Eine der zentralen Anregungen des Mainzer Kongresses lautet deshalb: Wie der zumeist nur wöchentliche Unterricht, so muss auch das tägliche Üben didaktisch durchstrukturiert sein. Das wiederum heißt: Schüler, Instrumentalschüler zumal, müssen im Unterricht auch lernen, wie man tagtäglich in eigener Verantwortung „richtig“ übt. Im Übe-Prozess lommt Planmäßigkeit eine ebenso große Rolle zu wie Spontaneität, Abwechslung durch Methoden- und Stoffwechsel, Wertschätzung des spielerischen wie kreativen Tuns. Für die jüngere Didaktik mag das zwar keine revolutionäre Offenbarung sein. Aber erstens sieht die Alltags-Routine dann wieder ganz anders aus. Und zweitens ist die jetzt auch naturwissenschaftliche Fundierung der Forderung nach dem so genannten „differenziellen Lernen“ doch ziemlich neu.
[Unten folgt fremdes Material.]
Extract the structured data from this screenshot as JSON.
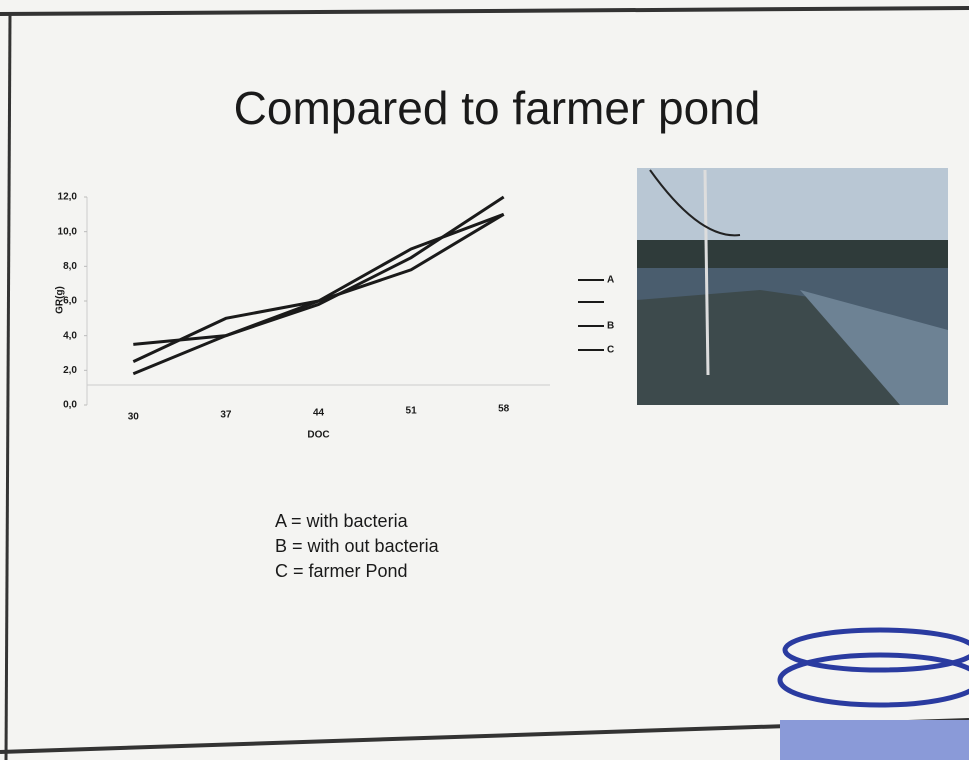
{
  "chart_data": {
    "type": "line",
    "title": "Compared to farmer pond",
    "x_label": "DOC",
    "y_label": "GR(g)",
    "categories": [
      "30",
      "37",
      "44",
      "51",
      "58"
    ],
    "series": [
      {
        "name": "A",
        "color": "#1a1a1a",
        "values": [
          3.5,
          4.0,
          6.0,
          9.0,
          11.0
        ]
      },
      {
        "name": "B",
        "color": "#1a1a1a",
        "values": [
          2.5,
          5.0,
          6.0,
          7.8,
          11.0
        ]
      },
      {
        "name": "C",
        "color": "#1a1a1a",
        "values": [
          1.8,
          4.0,
          5.8,
          8.5,
          12.0
        ]
      }
    ],
    "ylim": [
      0,
      12
    ],
    "yticks": [
      {
        "value": 0,
        "label": "0,0"
      },
      {
        "value": 2,
        "label": "2,0"
      },
      {
        "value": 4,
        "label": "4,0"
      },
      {
        "value": 6,
        "label": "6,0"
      },
      {
        "value": 8,
        "label": "8,0"
      },
      {
        "value": 10,
        "label": "10,0"
      },
      {
        "value": 12,
        "label": "12,0"
      }
    ],
    "annotations": [
      "A = with bacteria",
      "B = with out bacteria",
      "C = farmer Pond"
    ]
  }
}
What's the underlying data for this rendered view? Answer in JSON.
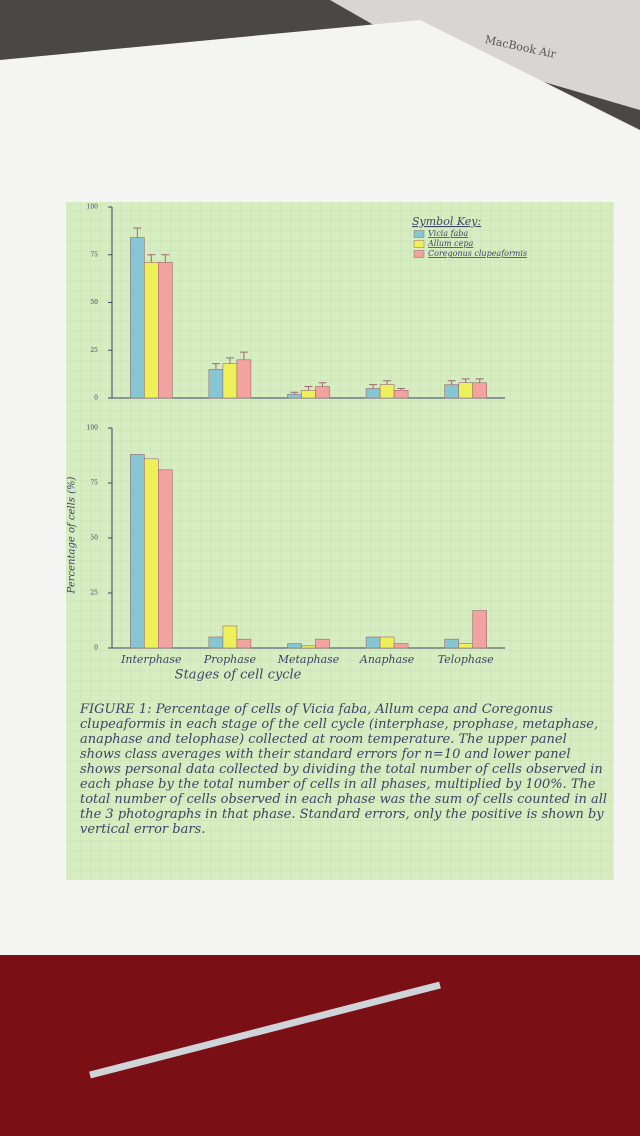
{
  "background_text": "MacBook Air",
  "chart_data": [
    {
      "type": "bar",
      "categories": [
        null,
        null,
        null,
        null,
        null
      ],
      "ylim": [
        0,
        100
      ],
      "yticks": [
        0,
        25,
        50,
        75,
        100
      ],
      "legend": {
        "title": "Symbol Key:",
        "position": "upper right"
      },
      "series": [
        {
          "name": "Vicia faba",
          "color": "#86c6d3",
          "values": [
            84,
            15,
            2,
            5,
            7
          ],
          "errors": [
            5,
            3,
            1,
            2,
            2
          ]
        },
        {
          "name": "Allum cepa",
          "color": "#eef05a",
          "values": [
            71,
            18,
            4,
            7,
            8
          ],
          "errors": [
            4,
            3,
            2,
            2,
            2
          ]
        },
        {
          "name": "Coregonus clupeaformis",
          "color": "#f2a3a0",
          "values": [
            71,
            20,
            6,
            4,
            8
          ],
          "errors": [
            4,
            4,
            2,
            1,
            2
          ]
        }
      ]
    },
    {
      "type": "bar",
      "ylabel": "Percentage of cells (%)",
      "xlabel": "Stages of cell cycle",
      "categories": [
        "Interphase",
        "Prophase",
        "Metaphase",
        "Anaphase",
        "Telophase"
      ],
      "ylim": [
        0,
        100
      ],
      "yticks": [
        0,
        25,
        50,
        75,
        100
      ],
      "series": [
        {
          "color": "#86c6d3",
          "values": [
            88,
            5,
            2,
            5,
            4
          ]
        },
        {
          "color": "#eef05a",
          "values": [
            86,
            10,
            1,
            5,
            2
          ]
        },
        {
          "color": "#f2a3a0",
          "values": [
            81,
            4,
            4,
            2,
            17
          ]
        }
      ]
    }
  ],
  "caption": "FIGURE 1: Percentage of cells of Vicia faba, Allum cepa and Coregonus clupeaformis in each stage of the cell cycle (interphase, prophase, metaphase, anaphase and telophase) collected at room temperature. The upper panel shows class averages with their standard errors for n=10 and lower panel shows personal data collected by dividing the total number of cells observed in each phase by the total number of cells in all phases, multiplied by 100%. The total number of cells observed in each phase was the sum of cells counted in all the 3 photographs in that phase. Standard errors, only the positive is shown by vertical error bars."
}
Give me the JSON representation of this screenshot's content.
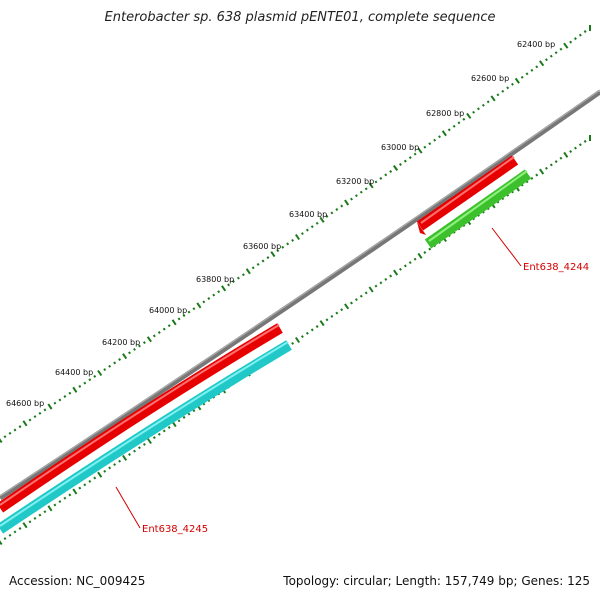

Bisher weitgehend unterschätzt wurde nach Ansicht der meisten Referenten in Mainz die Bedeutung der Entspannungs- und Ruhephasen. In diesen nämlich geschieht das Entscheidende: die nachverarbeitende Verankerung der beim Üben begegneten Gegenstände und Bewegungen im Gehirn. Das vollbringt deutlich bessere Lernleistungen, wenn  nicht widerwillig in wuchtigen Blöcken, sondern in kleinen,  auf den Tag  verteilten Zeitfenstern lustvoll und in eigener Verantwortung abwechslungsreich gearbeitet wird. Eines der erstaunlichsten Forschungsergebnisse der Neurobiologie sagt sogar: Richtige Spitzenleistungen des Nach-Lernens erzielt das Gehirn in Schlafphasen.

Damit käme der Mittagsschlaf und das Lernen/Üben während der Abendstunden wieder zu Ehren. Damit verdienen auch all jene Methoden wieder gesteigerte Aufmerksamkeit, die das spielerisch-kreative Element im Unterricht und beim Üben stärken. PCK-Direktor Gerhard Scholz plädierte beispielsweise für eine Renaissance des Improvisierens. Die Kölner Musikhochschul-Dozentin Linda Langehein hält Entspannungsübungen vor und während des Musizierens für unverzichtbar. Ihre Spezialität, das „mentale Üben“ - also etwa das nur gedankliche Durchspielen von besonders schweren Stellen –, stellt eine viel versprechende Abwechslung im instrumentalen Exerzitium dar.

Ein interessanter Hinweis Langeheins gilt der Angst vor solchen Stellen: Sie wird, so neuere Erkenntnisse, beim Üben mitgelernt und im Hirn abgespeichert. Selbst wenn die Stelle später klappen sollte, die Angst davor lauert weiter in den Tiefen des Gehirns. Dies kann verhindern, wer von vornherein die Problempassage in möglichst einfache Kleinteile zerlegt und sich ihrer möglichst entspannt annimmt. In eine ähnliche Richtung geht die Züricher Konservatoriums-Dozentin Brigitte Bryner-Kronjäger, die beim Üben der Wiederholung von Erfolg höchsten Stellenwert beimisst und das Experimentieren für wichtiger hält als die ausschließliche Fixierung auf den zwanghaften Durchmarsch zum Richtigen.          

Lernerfolg durch Anwechslung, Umwege, Fehler oder vom Kernstoff scheinbar ablenkende Spielereien und Experimente, durch Ruhe und Entspannung: Hierin fanden in Mainz Neurowissenschaft, Sportpsychologie und jüngere Musikpädagogik erstaunlich viele Übereinstimmungen. Sind also künftighin Schüler  der Notwendigkeit des Fleißes enthoben? Mitnichten. Aber sie, mehr noch Pädagogen und Eltern müssen wohl ein anderes Verständnis von Fleiß entwickeln. Und das ist, auch das wurde bei dieser Tagung deutlich, um einiges anspruchsvoller als die simple Lernmaxime „üben, üben, üben“.